Летописцы, опираясь, по-видимому, на народную молву, называют Ивана князем Милостивым. Такого рода прозвища редко даются правителям без оснований. Но об основаниях говорится глухо или вообще ничего не говорится. Иван правил с 1353 по 1359 год.
Иван спешил втихомолку укрепить свое княжество. Вокруг Москвы и в Москве, на ее землях стали собираться люди. Сюда переселялись землепашцы, ремесленники, ратные люди и бояре с Рязанской, Курской, Черниговской и Киевской земель. Приходили на службу к московскому князю с дальних южных окраин, с Волыни, из-под карпатского Галича.
Иван Калита, Симеон и Иван оценили значение этого переселенческого движения. Началось освоение северного Поволжья, Белоозерского края, Кубенских земель, Углического поля, Устюжны. Переселенцы продвигались и дальше на север и уже схватывались по воле московского князя с новгородцами за далекое Заволочье.
Иван Иванович не воевал с соседями, не простирал руки ни на Суздаль, ни на Нижний Новгород, не трогал Тверь. Внешне все, казалось бы, оставалось в столь бережно охраняемом Ордой равновесии. Однако оно медленно нарушалось. Иван расселял пришельцев по дальним окраинам, осваивал пустоши и лесные угодья, ставил деревни по Волге, по Сухоне, по Северной Двине. Там русские люди получали отдых от ордынских набегов, там рождалось новое поколение, которому предстояло выйти при его сыне на Куликово поле.
Именно при Иване началась и деятельность Сергия Радонежского, одного из вершителей Куликовской победы.
Нам очень трудно разглядеть эту фигуру, залакированную церковно-житийной литературой, приемами жанра, который убирал все человеческое, подменяя объемное изображение плоскостным. Если мы останемся на позиции житий Сергия Радонежского, то никогда не сможем оценить его вклада в освободительное движение русского народа.

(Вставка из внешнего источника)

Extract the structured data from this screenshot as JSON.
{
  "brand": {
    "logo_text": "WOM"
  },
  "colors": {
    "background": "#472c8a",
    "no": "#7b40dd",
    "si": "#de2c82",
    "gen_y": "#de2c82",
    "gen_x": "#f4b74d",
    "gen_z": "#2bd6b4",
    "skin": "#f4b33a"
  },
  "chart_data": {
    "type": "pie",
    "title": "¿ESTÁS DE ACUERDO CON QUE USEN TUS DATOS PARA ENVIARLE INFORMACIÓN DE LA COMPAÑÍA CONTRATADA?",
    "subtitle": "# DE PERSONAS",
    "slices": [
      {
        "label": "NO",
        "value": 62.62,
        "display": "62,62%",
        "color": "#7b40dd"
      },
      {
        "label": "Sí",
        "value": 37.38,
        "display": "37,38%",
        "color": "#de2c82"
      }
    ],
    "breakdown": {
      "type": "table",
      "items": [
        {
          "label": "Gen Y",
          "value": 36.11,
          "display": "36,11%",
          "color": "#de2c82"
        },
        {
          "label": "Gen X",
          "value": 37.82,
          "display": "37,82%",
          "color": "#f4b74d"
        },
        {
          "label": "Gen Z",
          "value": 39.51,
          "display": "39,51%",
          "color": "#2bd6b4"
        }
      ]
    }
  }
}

По-видимому, соответствуют истине летописные и житийные сообщения о том, что он, сын разорившегося ростовского боярина, с юных лет проявил интерес к грамоте, к раздумьям и размышлениям, что он был одарен талантом к учению. Это, несомненно, обратило на него внимание церковных владык, в руках которых тогда находилось обучение грамоте. Молодые люди того времени искали подвигов в ратном деле, воинская доблесть ценилась превыше всего, но вместе с тем и была привычна. Отрок, увлекающийся книгами, житиями святых, Священным писанием, был в удивление, на него смотрели как на человека не от мира сего. Быть бы отроку Варфоломею (имя Сергия до пострижения) книгочеем, переписчиком книг, быть может, составителем летописного свода, если бы не его подвижническая натура.